«En six ans, la situation du patrimoine vaudois a empiré»
La chercheuse remet les rênes de la section vaudoise de Patrimoine suisse. Elle tire un bilan contrasté de la protection de nos vieilles pierres.
Publié: 12.04.2023, – 24 Heures – ©Florian Cella/24H
Béatrice Lovis a incarné pendant six ans la défense du patrimoine vaudois, avec un accent de plus en plus marqué vers le patrimoine vernaculaire, le plus menacé selon elle.
L’historienne de l’art a débarqué à Patrimoine suisse au lendemain de deux affaires dont le souvenir résonne encore chez les défenseurs des vieillies pierres: la vente du mobilier du château d’Hauteville et l’affaire de la muraille d’Avenches menacée par un projet de grande surface Ikea.

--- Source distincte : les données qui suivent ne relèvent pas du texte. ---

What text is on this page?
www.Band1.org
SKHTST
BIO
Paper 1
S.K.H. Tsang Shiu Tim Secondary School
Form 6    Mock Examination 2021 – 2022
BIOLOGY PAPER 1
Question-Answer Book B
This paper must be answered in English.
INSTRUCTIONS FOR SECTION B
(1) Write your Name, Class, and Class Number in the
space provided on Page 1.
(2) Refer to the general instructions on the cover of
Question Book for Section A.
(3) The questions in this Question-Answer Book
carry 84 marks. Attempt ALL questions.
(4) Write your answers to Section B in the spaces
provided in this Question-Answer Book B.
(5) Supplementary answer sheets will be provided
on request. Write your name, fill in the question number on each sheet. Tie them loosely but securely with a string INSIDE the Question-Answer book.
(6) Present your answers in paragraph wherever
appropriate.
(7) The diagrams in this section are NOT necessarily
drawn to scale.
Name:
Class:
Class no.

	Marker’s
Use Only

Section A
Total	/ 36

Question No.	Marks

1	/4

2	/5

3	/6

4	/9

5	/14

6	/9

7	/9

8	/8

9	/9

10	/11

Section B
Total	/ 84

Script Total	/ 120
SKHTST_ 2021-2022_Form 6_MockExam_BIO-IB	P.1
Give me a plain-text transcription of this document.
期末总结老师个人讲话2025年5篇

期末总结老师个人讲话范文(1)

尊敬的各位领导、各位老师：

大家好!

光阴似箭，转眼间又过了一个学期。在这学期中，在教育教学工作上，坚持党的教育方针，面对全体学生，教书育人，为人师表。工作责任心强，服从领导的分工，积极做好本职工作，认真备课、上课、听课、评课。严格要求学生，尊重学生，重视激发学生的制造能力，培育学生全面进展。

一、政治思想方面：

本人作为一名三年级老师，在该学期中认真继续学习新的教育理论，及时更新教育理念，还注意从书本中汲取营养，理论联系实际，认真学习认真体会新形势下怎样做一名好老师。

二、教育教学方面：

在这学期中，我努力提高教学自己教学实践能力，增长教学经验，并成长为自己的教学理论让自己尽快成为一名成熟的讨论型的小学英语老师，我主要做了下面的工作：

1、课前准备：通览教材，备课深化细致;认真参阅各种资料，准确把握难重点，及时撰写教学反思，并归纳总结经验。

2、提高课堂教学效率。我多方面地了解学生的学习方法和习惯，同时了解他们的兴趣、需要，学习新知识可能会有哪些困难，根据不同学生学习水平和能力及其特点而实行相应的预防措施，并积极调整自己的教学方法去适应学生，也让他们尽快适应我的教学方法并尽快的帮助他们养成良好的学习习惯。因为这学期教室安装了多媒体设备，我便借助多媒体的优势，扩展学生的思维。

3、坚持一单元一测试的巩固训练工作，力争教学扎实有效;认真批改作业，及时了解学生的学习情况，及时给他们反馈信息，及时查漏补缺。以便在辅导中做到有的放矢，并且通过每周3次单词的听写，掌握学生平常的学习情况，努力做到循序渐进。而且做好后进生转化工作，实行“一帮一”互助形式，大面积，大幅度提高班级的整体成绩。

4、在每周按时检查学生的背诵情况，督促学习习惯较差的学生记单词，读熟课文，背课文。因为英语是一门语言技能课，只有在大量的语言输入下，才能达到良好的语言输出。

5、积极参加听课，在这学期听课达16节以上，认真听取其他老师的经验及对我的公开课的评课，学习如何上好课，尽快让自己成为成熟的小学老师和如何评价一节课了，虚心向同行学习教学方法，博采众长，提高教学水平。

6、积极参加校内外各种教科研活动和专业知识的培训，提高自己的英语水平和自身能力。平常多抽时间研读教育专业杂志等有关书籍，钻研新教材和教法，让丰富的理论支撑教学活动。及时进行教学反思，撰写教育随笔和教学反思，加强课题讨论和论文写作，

Béatrice Lovis remet à la députée socialiste Muriel Thalmann son titre de présidente de la dynamique section vaudoise six ans plus tard. Au lendemain d’une défaite retentissante face à la reconversion d’un îlot vigneron à Blonay.
La défense du patrimoine, ça ne s’arrête jamais?
Disons que quand j’ai commencé, notre commission technique, qui surveille les mises à l’enquête, déposait environ quinze oppositions par an. Elle en est à une cinquantaine, sur les 400 dossiers étudiés, sans compter les séances de conciliation. Notre activité suit plutôt une courbe exponentielle.
Ce n’est pas votre sensibilité qui augmente?
Probablement aussi. Nous faisons de plus en plus attention au patrimoine industriel ou du XXe. Mais il y a surtout la pression immobilière provoquée par la LAT. La conséquence, c’est une densification qui entraîne beaucoup de destructions dans les centres. S’y ajoute l’énorme pression pour isoler énergétiquement les bâtiments, trop souvent au détriment de leur qualité architecturale.
La révision de la loi sur la protection du patrimoine devait pourtant améliorer les choses…
Disons que cette loi a évité le pire. Mais l’énorme retard du recensement architectural du canton n’aide pas les communes à mieux protéger leur patrimoine. Résultat: un nombre important de bâtiments passent sous les radars et sont détruits ou dénaturés. Les communes ont elles-mêmes du retard dans la révision de leurs plans d’affectation et souvent leurs règlements n’ont pas encore intégré des mesures de protection de leur patrimoine local ou une notion aussi fondamentale que l’ISOS. Certaines communes méritent de vrais bonnets d’âne, d’autres comprennent l’intérêt architectural ou même touristique de leur bâti et se démènent pour le protéger.
Attendez, on a fait voter au Grand Conseil une série d’instruments de protection du patrimoine local, avec des notions de périmètres notamment. Pour rien?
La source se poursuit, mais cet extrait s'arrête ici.